One of the drugs causing a dilemma for practitioners is ivermectin – the anti-parasitic drug that has been punted in the media for its abilities to suppress coronavirus infections and its complications.
“Other than still undergoing clinical trials to understand potential benefits and risks at various doses, there are concerns about the availability of illegal products that are by-passing standard regulatory processes aimed at preventing distribution of sub-standard medications,” says Dr Bettina Taylor, head of clinical risk management at EthiQal. “
The rapid clinical deterioration of some patients who have contracted Covid-19, doctors may nevertheless feel compelled to provide the medication, especially if pressurised by patients or their loved ones, she says.
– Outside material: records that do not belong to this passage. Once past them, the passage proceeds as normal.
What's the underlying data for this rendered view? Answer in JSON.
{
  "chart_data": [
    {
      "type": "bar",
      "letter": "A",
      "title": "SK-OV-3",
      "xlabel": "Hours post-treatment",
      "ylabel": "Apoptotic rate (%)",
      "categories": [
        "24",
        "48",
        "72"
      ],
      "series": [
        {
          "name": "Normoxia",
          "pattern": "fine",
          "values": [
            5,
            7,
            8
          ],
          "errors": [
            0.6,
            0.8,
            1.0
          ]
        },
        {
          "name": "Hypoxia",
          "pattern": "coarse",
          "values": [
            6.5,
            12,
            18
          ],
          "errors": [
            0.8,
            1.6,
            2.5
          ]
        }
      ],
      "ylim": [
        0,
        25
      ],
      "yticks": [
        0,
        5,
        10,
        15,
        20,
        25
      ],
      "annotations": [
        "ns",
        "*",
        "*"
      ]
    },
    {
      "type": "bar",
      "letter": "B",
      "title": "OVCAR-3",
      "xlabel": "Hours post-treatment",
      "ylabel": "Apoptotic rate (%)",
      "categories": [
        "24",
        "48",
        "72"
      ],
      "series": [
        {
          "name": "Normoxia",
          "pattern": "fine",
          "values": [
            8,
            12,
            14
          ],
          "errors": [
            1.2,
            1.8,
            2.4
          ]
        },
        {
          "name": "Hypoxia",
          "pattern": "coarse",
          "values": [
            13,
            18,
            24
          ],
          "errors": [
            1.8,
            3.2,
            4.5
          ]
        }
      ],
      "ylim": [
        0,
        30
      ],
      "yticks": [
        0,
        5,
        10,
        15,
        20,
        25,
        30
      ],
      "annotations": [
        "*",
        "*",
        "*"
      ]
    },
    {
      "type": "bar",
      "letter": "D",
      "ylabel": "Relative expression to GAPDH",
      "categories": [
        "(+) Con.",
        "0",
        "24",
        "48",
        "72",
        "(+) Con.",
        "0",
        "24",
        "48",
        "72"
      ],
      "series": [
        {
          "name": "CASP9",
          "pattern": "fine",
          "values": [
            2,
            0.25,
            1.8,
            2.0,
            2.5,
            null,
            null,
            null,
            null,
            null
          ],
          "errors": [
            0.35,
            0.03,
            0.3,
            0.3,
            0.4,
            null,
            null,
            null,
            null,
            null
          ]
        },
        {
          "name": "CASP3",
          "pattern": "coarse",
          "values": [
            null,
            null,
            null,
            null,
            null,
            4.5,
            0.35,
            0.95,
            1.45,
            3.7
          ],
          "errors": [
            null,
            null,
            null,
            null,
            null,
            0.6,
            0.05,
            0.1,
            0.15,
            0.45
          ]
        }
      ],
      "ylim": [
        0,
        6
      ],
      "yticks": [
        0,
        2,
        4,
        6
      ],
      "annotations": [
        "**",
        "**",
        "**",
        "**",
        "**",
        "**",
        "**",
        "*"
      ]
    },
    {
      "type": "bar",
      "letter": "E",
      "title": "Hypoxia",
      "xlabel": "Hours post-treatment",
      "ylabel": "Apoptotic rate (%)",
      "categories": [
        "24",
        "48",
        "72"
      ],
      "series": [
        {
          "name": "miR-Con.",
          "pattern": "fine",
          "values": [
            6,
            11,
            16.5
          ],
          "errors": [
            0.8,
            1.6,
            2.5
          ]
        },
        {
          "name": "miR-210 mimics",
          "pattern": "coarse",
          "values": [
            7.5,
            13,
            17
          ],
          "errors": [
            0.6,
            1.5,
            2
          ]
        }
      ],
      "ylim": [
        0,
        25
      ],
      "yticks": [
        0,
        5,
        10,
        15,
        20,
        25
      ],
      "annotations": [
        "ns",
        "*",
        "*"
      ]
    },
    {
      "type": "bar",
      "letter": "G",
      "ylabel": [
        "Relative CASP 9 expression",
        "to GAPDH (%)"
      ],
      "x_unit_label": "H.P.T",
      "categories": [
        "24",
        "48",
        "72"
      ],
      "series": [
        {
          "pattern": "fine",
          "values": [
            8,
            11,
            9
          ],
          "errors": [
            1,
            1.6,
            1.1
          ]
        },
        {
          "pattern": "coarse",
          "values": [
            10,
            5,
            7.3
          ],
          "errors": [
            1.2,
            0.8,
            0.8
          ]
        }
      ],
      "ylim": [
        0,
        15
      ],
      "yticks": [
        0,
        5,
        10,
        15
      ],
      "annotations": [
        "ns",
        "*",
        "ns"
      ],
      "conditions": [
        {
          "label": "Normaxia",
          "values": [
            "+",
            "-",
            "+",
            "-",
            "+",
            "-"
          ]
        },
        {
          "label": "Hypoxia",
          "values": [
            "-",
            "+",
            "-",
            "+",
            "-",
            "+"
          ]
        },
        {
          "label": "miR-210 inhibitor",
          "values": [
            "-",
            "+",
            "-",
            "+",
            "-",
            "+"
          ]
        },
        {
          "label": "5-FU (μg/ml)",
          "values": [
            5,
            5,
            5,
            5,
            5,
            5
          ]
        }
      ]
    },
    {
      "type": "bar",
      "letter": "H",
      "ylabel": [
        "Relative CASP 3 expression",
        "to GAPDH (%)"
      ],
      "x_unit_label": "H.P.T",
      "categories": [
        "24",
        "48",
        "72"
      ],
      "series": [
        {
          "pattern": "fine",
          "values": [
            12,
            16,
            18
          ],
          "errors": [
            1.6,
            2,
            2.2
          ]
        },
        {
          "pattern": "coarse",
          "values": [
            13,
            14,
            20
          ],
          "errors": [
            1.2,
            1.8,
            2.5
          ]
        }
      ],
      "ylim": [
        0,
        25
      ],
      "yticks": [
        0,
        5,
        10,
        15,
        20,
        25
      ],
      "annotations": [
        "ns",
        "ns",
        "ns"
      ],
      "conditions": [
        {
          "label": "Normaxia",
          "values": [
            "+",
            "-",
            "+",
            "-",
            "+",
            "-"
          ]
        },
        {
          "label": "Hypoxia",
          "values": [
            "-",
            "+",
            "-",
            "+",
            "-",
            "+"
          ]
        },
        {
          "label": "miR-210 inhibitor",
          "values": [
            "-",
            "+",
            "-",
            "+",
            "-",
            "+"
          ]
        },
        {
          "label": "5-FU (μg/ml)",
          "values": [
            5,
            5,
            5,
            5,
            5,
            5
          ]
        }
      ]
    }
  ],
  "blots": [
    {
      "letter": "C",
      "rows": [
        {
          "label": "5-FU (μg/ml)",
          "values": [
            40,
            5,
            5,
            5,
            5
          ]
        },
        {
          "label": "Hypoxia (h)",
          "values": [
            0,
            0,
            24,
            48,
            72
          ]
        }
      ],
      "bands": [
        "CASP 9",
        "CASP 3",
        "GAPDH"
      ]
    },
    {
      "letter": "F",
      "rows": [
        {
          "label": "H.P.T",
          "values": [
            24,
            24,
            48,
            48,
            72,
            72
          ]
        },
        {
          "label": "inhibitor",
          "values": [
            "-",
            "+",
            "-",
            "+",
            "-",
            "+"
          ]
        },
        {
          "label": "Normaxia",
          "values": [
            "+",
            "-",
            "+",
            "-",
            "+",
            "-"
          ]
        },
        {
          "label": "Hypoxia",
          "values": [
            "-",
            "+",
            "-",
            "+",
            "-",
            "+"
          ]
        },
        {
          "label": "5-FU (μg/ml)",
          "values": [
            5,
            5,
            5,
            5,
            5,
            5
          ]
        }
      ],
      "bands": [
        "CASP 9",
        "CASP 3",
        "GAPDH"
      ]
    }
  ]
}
Given that no ivermectin formulations for human use are registered in South Africa, the drug can only be administered legally in South Africa, if authorised on a named patient basis by the South African Health Products Regulatory Authority (Sahpra), which is enabled to do so by Section 21 of the Medicines and Related Substances Control Act (Act no. 1010 of 1965). According to Sahpra , license to use ivermectin will only be granted if the following requirements are met:
Unless a product is obtained from an authorised source that complies with Sahpra standards, its quality is unknown. A recent study that analysed seven ivermectin formulations being sold in South Africa for human use, demonstrated that four of five formulations tested had at least one additional undeclared active pharmaceutical ingredient (API), while another product had seven.
These active ingredients ranged from non-steroidal anti-inflammatories to anti-depressants, and from anti-platelet to antiemetic drugs amongst others. Other than not knowing the quantity of ivermectin in any product purchased illegally, there are safety concerns with regards to these unknown additional ingredients that can cause unexpected allergic reactions, drug interactions and side-effects specific to any undeclared ingredient.
Various local and international authorities like Sahpra, the US Food and Drug Administration (FDA) and the European Medicines Agency have highlighted that the benefit risk ratio of ivermectin in Covid-19 patients remains unknown. Based on published studies, no recommendations in terms of whether treatment works and adverse events justify any potential benefit, can be made.
Given clinical equipoise with regards to use of ivermectin in Covid-19, patients for whom treatment is considered should, wherever possible, be enrolled in relevant therapeutic trials.
Taking the above into consideration, the policyholder was advised that, unless ivermectin is attained via an acceptable source, and in accordance with the Section 21 processes, their actions would be deemed unlawful and unethical according to the Health Professions Council of South Africa's ethical and professional rules.
“Merely accepting the fact that the family is in possession of ivermectin, without anything else, could have onerous unintended effects for the doctor, including being charged for unprofessional conduct by the HPCSA, tried criminally or being civilly pursued,” says Dr Hlombe Makuluma, EthiQal’s medicolegal advisor.
“The doctor could also lose his admission privileges at the hospital where he or she works, should the hospital become aware that they had unlawfully administered ivermectin to the patient, and breached hospital protocols in the process by not obtaining the drug through the hospital's pharmaceutical channels. The patient should be enrolled in a clinical trial if possible,” says Makuluma.
Ivermectin has traditionally been used for river blindness and intestinal strongyloidiasis in humans in other parts of the world. It has also shown in vitro activity against SARS-Cov-2 and early signs of potential clinical benefit in patients infected with Covid-19. However, in South Africa only formulations for animal consumption are currently registered.